Algo está acontecendo com o cinema brasileiro. Não é um fenômeno novo — o Brasil sempre teve uma tradição cinematográfica rica, do Cinema Novo dos anos 1960 ao Retomada dos anos 1990. Mas o que está acontecendo agora tem uma dimensão diferente: o cinema brasileiro está chegando a audiências globais de uma forma que nunca havia acontecido antes.

Em 2024, três produções brasileiras foram selecionadas para a competição principal do Festival de Cannes — um recorde histórico. Plataformas de streaming como Netflix, Amazon Prime e MUBI têm investido em produções nacionais e distribuído filmes brasileiros para audiências em mais de 190 países. E diretores brasileiros estão sendo convidados para dirigir produções internacionais de grande orçamento.

Uma nova geração de cineastas

O que está por trás desse momento é, em grande parte, uma nova geração de cineastas que cresceu assistindo tanto ao cinema clássico brasileiro quanto ao cinema mundial contemporâneo. São diretores que falam a linguagem do cinema global sem abrir mão de histórias profundamente brasileiras.

Kleber Mendonça Filho, de Recife, é talvez o nome mais internacionalmente reconhecido dessa geração. Seus filmes — Aquarius, Bacurau, Retratos Fantasmas — têm uma identidade visual e narrativa inconfundível que é ao mesmo tempo local e universal. "Eu faço filmes sobre o Brasil para o mundo. Não faço filmes sobre o Brasil para o Brasil", disse em entrevista recente.

"O cinema brasileiro sempre foi bom. O que mudou é que agora o mundo tem ferramentas para encontrá-lo. O streaming democratizou o acesso ao cinema de todo o mundo — e o cinema brasileiro foi um dos grandes beneficiados." — Lúcia Murat, diretora e produtora

O desafio do financiamento

O sucesso internacional não resolve os problemas estruturais do cinema brasileiro. O financiamento ainda depende em grande parte de mecanismos de incentivo fiscal — especialmente a Lei Rouanet e o Fundo Setorial do Audiovisual.
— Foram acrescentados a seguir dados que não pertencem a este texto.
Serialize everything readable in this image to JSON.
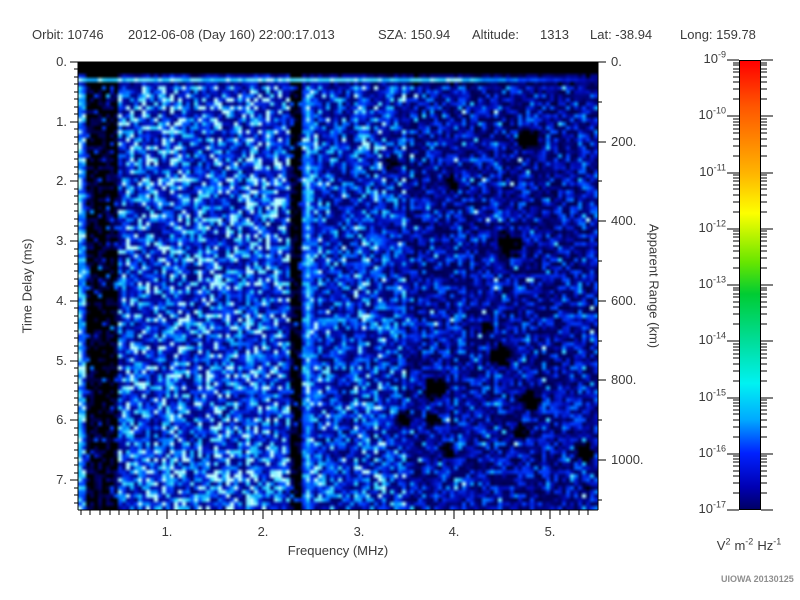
{
  "header": {
    "orbit": "Orbit: 10746",
    "datetime": "2012-06-08 (Day 160) 22:00:17.013",
    "sza": "SZA: 150.94",
    "altitude_label": "Altitude:",
    "altitude_value": "1313",
    "lat": "Lat: -38.94",
    "long": "Long: 159.78"
  },
  "credit": "UIOWA 20130125",
  "chart_data": {
    "type": "heatmap",
    "title": "",
    "x_axis": {
      "label": "Frequency (MHz)",
      "range_mhz": [
        0.07,
        5.5
      ],
      "major_tick_values": [
        1,
        2,
        3,
        4,
        5
      ],
      "major_tick_labels": [
        "1.",
        "2.",
        "3.",
        "4.",
        "5."
      ],
      "minor_tick_step": 0.1
    },
    "y_axis_left": {
      "label": "Time Delay (ms)",
      "range_ms": [
        0,
        7.5
      ],
      "major_tick_values": [
        0,
        1,
        2,
        3,
        4,
        5,
        6,
        7
      ],
      "major_tick_labels": [
        "0.",
        "1.",
        "2.",
        "3.",
        "4.",
        "5.",
        "6.",
        "7."
      ],
      "minor_tick_step": 0.125
    },
    "y_axis_right": {
      "label": "Apparent Range (km)",
      "range_km": [
        0,
        1126
      ],
      "major_tick_values": [
        0,
        200,
        400,
        600,
        800,
        1000
      ],
      "major_tick_labels": [
        "0.",
        "200.",
        "400.",
        "600.",
        "800.",
        "1000."
      ],
      "minor_tick_step": 100
    },
    "colorbar": {
      "scale": "log",
      "tick_base": "10",
      "tick_exponents": [
        "-9",
        "-10",
        "-11",
        "-12",
        "-13",
        "-14",
        "-15",
        "-16",
        "-17"
      ],
      "units_parts": [
        {
          "base": "V",
          "sup": "2"
        },
        {
          "base": "m",
          "sup": "-2"
        },
        {
          "base": "Hz",
          "sup": "-1"
        }
      ],
      "gradient": [
        {
          "pos": 0.0,
          "color": "#ff0000"
        },
        {
          "pos": 0.1,
          "color": "#ff5500"
        },
        {
          "pos": 0.25,
          "color": "#ffb400"
        },
        {
          "pos": 0.34,
          "color": "#fdff00"
        },
        {
          "pos": 0.45,
          "color": "#66e600"
        },
        {
          "pos": 0.52,
          "color": "#00cc33"
        },
        {
          "pos": 0.625,
          "color": "#00dd99"
        },
        {
          "pos": 0.72,
          "color": "#00f2f2"
        },
        {
          "pos": 0.8,
          "color": "#00aaff"
        },
        {
          "pos": 0.875,
          "color": "#0022ff"
        },
        {
          "pos": 0.95,
          "color": "#0000b4"
        },
        {
          "pos": 1.0,
          "color": "#000066"
        }
      ]
    },
    "noise_palette": [
      {
        "v": 0.0,
        "color": "#000000"
      },
      {
        "v": 0.12,
        "color": "#00005a"
      },
      {
        "v": 0.3,
        "color": "#000ab4"
      },
      {
        "v": 0.5,
        "color": "#003cff"
      },
      {
        "v": 0.68,
        "color": "#008cff"
      },
      {
        "v": 0.82,
        "color": "#28d2ff"
      },
      {
        "v": 1.0,
        "color": "#beffff"
      }
    ],
    "features": {
      "blank_band_ms": [
        0,
        0.2
      ],
      "echo_line_ms": 0.3,
      "bright_columns_mhz": [
        0.1,
        2.49
      ],
      "dark_bands_mhz": [
        [
          0.17,
          0.27
        ],
        [
          0.29,
          0.47
        ],
        [
          2.3,
          2.42
        ]
      ],
      "bright_speckle_zone_mhz": [
        0.5,
        2.3
      ],
      "dim_zone_mhz": [
        3.5,
        5.5
      ],
      "bright_blob": {
        "freq_mhz": 0.12,
        "time_delay_ms": 3.45
      }
    }
  }
}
Esses mecanismos são fundamentais, mas também são vulneráveis a cortes orçamentários e mudanças de prioridade política.

Durante o governo Bolsonaro, o orçamento da Ancine — Agência Nacional do Cinema — foi cortado drasticamente, e o Fundo Setorial do Audiovisual ficou bloqueado por dois anos. O impacto foi sentido na quantidade de produções que chegaram às telas entre 2022 e 2024. A recuperação está em curso, mas o setor ainda ressente os efeitos do período de escassez.

O cinema que conta o Brasil

O que une as produções brasileiras que têm conquistado reconhecimento internacional é a disposição de contar histórias que o Brasil muitas vezes prefere não ver. Histórias de periferias, de violência policial, de desigualdade, de identidade racial, de resistência cultural. São filmes que incomodam — e é exatamente por isso que são importantes.

"O cinema tem uma capacidade única de criar empatia. De fazer com que você veja o mundo pelos olhos de alguém completamente diferente de você. E o Brasil tem histórias urgentes para contar", diz a diretora Petra Costa, cujo documentário Democracia em Vertigem foi indicado ao Oscar em 2020.

O mundo está descobrindo o cinema brasileiro. A questão é se o Brasil vai continuar investindo nele.